Don't mistake desperation for despair, though. Over the years, the Pro Bowl has offered sneaky value for bettors who've known where to strike, and the lines for this season's exhibition look to be exploitable.

Here are three key things to consider when betting the NFL's All-Star showcase:

Know your rosters

The first thing to do when betting on the Pro Bowl is avoid falling in love with conventional betting trends. The underdog has covered in 13 of the last 16 years, including 10 outright wins, but rosters change each year and the betting lines are more guesswork than an exact science.

That said, the AFC (-1.5) has won three straight and four of the last five matchups, and its roster looks equipped to take advantage again this year.

The NFC is loaded at the running back position, but the last four Pro Bowls have featured a combined 412 rushing yards between both teams, with no one rushing for 100 yards. The pass-first display strongly favors the AFC, which has a deeper and more star-studded secondary that should excel through 60 minutes of mostly man coverage.
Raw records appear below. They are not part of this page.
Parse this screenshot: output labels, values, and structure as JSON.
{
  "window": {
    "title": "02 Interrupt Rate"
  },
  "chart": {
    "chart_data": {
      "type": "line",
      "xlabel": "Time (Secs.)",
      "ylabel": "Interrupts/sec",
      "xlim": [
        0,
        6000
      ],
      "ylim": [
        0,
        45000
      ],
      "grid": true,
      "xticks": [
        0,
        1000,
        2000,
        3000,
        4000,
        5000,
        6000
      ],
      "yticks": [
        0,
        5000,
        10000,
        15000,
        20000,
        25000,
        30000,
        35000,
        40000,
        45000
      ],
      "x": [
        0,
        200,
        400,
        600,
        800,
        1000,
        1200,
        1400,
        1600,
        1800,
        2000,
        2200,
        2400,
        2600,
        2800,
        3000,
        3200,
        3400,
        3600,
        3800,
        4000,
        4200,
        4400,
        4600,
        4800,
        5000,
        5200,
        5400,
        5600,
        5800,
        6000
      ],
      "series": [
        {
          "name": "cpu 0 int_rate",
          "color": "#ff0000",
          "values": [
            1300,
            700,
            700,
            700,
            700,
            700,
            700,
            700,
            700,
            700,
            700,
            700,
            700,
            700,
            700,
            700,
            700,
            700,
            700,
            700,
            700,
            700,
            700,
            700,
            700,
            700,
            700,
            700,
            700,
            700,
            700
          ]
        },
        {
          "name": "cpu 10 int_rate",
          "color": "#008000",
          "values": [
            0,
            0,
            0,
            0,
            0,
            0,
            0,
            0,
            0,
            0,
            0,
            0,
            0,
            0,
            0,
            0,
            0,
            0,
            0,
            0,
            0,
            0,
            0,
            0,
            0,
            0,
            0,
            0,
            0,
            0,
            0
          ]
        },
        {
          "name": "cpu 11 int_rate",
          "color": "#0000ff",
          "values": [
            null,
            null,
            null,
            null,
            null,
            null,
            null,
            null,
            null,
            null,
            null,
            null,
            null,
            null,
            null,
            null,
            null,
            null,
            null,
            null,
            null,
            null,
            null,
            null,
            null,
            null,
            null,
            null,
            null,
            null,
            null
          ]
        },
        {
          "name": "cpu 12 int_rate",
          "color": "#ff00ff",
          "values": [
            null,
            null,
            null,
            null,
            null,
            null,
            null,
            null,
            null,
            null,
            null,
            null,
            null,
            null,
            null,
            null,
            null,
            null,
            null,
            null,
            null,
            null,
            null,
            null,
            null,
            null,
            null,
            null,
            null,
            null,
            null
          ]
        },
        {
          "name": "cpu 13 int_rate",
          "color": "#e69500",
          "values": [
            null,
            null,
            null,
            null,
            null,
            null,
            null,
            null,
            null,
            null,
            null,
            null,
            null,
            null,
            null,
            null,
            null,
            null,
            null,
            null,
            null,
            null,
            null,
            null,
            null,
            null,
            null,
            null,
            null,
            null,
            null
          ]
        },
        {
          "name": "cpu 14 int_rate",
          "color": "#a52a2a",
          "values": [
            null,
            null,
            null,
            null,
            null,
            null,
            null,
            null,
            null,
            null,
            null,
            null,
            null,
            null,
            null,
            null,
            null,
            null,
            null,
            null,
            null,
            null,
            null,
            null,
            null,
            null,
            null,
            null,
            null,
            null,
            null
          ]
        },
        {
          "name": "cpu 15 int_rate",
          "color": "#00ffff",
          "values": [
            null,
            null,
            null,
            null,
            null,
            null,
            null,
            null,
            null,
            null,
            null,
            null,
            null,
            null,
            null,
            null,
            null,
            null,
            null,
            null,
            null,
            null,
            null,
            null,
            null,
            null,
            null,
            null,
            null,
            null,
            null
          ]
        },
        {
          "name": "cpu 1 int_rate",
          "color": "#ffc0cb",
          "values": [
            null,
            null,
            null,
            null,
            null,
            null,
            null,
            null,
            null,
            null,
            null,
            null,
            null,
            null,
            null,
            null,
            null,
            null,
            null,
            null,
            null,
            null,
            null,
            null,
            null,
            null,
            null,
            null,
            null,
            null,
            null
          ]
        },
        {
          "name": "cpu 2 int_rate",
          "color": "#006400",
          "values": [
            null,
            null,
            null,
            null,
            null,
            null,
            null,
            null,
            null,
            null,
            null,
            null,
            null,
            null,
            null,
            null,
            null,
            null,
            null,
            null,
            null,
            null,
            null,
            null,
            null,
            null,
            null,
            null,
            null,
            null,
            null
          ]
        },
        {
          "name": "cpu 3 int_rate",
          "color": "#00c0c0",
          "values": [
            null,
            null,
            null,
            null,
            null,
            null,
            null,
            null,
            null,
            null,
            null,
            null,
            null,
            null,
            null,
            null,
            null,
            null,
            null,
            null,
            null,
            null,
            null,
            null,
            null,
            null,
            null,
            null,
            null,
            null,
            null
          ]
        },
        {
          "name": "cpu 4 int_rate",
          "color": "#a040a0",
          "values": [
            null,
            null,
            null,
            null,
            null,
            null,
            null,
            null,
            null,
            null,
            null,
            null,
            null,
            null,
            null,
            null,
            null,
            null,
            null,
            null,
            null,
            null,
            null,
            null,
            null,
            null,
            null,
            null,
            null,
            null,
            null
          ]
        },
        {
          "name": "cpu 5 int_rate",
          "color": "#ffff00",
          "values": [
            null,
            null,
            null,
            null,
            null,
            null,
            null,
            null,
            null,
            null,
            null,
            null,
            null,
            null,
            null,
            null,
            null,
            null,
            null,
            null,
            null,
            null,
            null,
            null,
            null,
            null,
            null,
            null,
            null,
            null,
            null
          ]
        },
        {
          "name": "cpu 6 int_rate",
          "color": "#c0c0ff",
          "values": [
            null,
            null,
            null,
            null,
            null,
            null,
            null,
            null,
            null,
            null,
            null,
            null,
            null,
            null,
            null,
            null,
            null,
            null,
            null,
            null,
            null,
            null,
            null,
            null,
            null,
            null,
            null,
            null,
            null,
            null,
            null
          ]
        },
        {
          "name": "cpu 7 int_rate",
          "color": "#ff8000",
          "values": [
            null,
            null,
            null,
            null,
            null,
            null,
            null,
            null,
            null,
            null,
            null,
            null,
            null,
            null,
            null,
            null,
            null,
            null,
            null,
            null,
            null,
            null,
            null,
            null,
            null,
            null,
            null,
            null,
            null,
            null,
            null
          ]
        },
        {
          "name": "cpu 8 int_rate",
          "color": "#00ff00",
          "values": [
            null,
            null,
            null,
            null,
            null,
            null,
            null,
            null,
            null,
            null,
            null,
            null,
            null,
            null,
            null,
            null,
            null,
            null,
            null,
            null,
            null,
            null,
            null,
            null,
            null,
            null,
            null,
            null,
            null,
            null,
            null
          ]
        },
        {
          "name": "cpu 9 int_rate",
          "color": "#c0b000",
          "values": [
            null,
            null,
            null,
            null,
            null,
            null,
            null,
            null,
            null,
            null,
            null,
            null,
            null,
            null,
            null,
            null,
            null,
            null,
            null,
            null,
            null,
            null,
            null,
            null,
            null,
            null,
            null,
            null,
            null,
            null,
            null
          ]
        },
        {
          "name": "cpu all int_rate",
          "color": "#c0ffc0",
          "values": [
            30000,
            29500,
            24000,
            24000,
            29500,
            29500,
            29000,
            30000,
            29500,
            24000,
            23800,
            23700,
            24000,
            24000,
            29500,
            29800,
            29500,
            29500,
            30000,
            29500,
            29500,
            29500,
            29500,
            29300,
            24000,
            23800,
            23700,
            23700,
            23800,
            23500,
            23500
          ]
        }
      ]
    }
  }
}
Familiarity can also play a key role, especially with so many shuffling parts due to injury, retirement, and Super Bowl substitutions. This also favors the AFC. Ravens quarterback Lamar Jackson will have his top target in Mark Andrews to throw to early on, and he'll be protected by four regular teammates in linemen Marshal Yanda, Ronnie Stanley, and Orlando Brown as well as fullback Patrick Ricard. He could even run the option with teammate Mark Ingram, too, if AFC coach John Harbaugh dials it up.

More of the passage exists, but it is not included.